Looking back now 44 years after Miranda, Florida v. Powell is another reminder that the Miranda Court’s vision has not been realized. On the contrary, Miranda has created a complex, confusing and inherently inconsistent body of caselaw and it leaves us wondering whether Miranda really solved anything.

The specific rights and warnings that the Court set out in Miranda were: the right to remain silent, the warning that anything the suspect says could be used against the suspect, the right to have an attorney present during questioning, and the right to have an attorney appointed if the suspect could not afford one. In Powell, the Court was asked to rule on the adequacy of the standard warnings used by the Tampa Police Department. The Tampa warnings did not specifically tell the suspect that he or she had the right to have an attorney present during questioning. Rather, the warnings told the suspect that he or she has the right to talk to a lawyer before questioning, and that the suspect has the “right to use any of these rights at any time you want during questioning.” The Court, in an opinion written by Justice Ginsberg, found that, while these warnings did not track exactly the requirements of Miranda, the warnings sufficiently informed the suspect that he or she could have an attorney present during questioning.
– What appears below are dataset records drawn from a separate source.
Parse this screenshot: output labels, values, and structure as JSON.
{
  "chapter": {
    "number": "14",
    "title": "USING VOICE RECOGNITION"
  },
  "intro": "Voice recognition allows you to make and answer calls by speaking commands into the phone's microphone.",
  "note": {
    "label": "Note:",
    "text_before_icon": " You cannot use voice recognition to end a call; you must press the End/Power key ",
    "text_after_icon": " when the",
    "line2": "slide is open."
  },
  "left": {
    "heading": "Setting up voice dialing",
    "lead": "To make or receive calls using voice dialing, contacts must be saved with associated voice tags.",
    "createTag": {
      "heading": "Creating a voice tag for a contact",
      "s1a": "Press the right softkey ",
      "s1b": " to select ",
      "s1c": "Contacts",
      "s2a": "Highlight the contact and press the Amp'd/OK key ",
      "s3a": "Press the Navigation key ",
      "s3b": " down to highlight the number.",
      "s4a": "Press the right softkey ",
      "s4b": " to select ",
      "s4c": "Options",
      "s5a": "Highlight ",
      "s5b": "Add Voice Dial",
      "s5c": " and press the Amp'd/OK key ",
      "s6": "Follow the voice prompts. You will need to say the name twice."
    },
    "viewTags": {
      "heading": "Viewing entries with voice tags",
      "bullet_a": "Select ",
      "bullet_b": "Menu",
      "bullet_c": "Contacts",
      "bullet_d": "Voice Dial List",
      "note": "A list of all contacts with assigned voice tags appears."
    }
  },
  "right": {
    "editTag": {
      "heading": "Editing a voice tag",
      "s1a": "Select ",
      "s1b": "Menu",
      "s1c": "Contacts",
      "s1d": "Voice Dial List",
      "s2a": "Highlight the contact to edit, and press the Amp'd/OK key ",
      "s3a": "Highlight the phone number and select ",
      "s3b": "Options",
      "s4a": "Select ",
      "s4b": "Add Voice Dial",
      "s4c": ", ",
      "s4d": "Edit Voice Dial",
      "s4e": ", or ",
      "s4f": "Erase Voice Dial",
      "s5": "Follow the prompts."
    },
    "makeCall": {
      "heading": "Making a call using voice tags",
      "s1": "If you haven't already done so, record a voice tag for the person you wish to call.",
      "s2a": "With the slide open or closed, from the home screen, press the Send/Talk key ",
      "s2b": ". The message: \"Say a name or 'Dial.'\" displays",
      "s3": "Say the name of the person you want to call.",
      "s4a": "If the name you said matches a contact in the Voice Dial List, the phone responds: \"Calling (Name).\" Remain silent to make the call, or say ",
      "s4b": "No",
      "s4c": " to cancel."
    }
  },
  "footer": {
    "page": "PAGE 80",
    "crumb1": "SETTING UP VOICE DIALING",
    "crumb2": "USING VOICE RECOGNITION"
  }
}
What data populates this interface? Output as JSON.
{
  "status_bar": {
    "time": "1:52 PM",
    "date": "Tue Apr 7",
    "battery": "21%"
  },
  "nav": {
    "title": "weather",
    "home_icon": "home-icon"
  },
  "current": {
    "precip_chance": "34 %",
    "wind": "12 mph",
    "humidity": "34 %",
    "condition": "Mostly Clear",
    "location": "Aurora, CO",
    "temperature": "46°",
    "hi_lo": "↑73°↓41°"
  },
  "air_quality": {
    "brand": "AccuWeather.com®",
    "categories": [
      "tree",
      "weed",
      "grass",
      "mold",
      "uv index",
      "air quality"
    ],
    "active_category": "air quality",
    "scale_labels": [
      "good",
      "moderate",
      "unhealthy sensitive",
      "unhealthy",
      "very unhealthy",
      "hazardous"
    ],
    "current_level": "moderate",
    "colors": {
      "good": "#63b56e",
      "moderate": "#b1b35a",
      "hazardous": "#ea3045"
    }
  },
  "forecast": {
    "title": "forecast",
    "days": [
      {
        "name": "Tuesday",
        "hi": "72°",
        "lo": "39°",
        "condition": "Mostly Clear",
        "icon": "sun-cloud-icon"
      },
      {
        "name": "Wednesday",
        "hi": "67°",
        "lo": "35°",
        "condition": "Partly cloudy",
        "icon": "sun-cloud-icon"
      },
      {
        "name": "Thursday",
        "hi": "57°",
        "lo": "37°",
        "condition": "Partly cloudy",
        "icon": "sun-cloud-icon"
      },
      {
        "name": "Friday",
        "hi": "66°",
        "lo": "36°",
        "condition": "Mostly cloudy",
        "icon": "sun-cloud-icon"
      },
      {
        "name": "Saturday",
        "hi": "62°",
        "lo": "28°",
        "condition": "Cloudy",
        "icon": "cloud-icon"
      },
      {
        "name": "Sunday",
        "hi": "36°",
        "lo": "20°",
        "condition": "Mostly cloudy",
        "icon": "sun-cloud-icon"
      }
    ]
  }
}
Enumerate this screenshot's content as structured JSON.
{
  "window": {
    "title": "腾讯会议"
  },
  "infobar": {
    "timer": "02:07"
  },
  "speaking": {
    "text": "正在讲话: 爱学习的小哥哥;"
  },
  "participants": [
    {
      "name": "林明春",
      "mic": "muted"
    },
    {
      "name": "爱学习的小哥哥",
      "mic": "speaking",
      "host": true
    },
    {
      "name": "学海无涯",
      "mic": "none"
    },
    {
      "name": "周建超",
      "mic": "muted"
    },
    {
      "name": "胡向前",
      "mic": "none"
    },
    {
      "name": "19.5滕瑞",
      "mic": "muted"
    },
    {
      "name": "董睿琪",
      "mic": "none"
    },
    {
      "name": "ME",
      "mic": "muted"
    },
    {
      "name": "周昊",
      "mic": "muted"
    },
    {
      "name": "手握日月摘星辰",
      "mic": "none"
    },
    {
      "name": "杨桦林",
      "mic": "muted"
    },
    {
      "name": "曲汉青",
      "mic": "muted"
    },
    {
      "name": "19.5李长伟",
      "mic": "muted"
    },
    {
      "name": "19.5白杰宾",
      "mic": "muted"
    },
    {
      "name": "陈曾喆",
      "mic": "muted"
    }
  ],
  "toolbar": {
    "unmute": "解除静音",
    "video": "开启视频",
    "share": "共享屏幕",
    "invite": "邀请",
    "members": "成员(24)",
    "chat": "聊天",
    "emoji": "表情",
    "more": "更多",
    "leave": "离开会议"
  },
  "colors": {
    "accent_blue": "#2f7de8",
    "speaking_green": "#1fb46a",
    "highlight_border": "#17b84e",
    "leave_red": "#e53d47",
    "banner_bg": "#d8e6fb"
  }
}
It is true that the Tampa Police Department’s warnings do not depart drastically from the Miranda requirements, but the question remains: if Miranda set out such bright line guidance, why depart from it at all? Could it be that the police are hoping that by simply throwing in a catch-all phrase at the end of the warning, the suspect will not fully make the connection between the right to consult with counsel before questioning and the right to have counsel present during questioning? When the Court approves of these “close enough” warnings procedures like the one in Powell, is it also signaling that it too does not think much of the protections provided by Miranda? What does seem sure is that a healthy majority of the Court, both liberals and conservatives, will continue to pursue a course of Miranda jurisprudence that departs from the simple guidance that the Miranda Court hoped to achieve.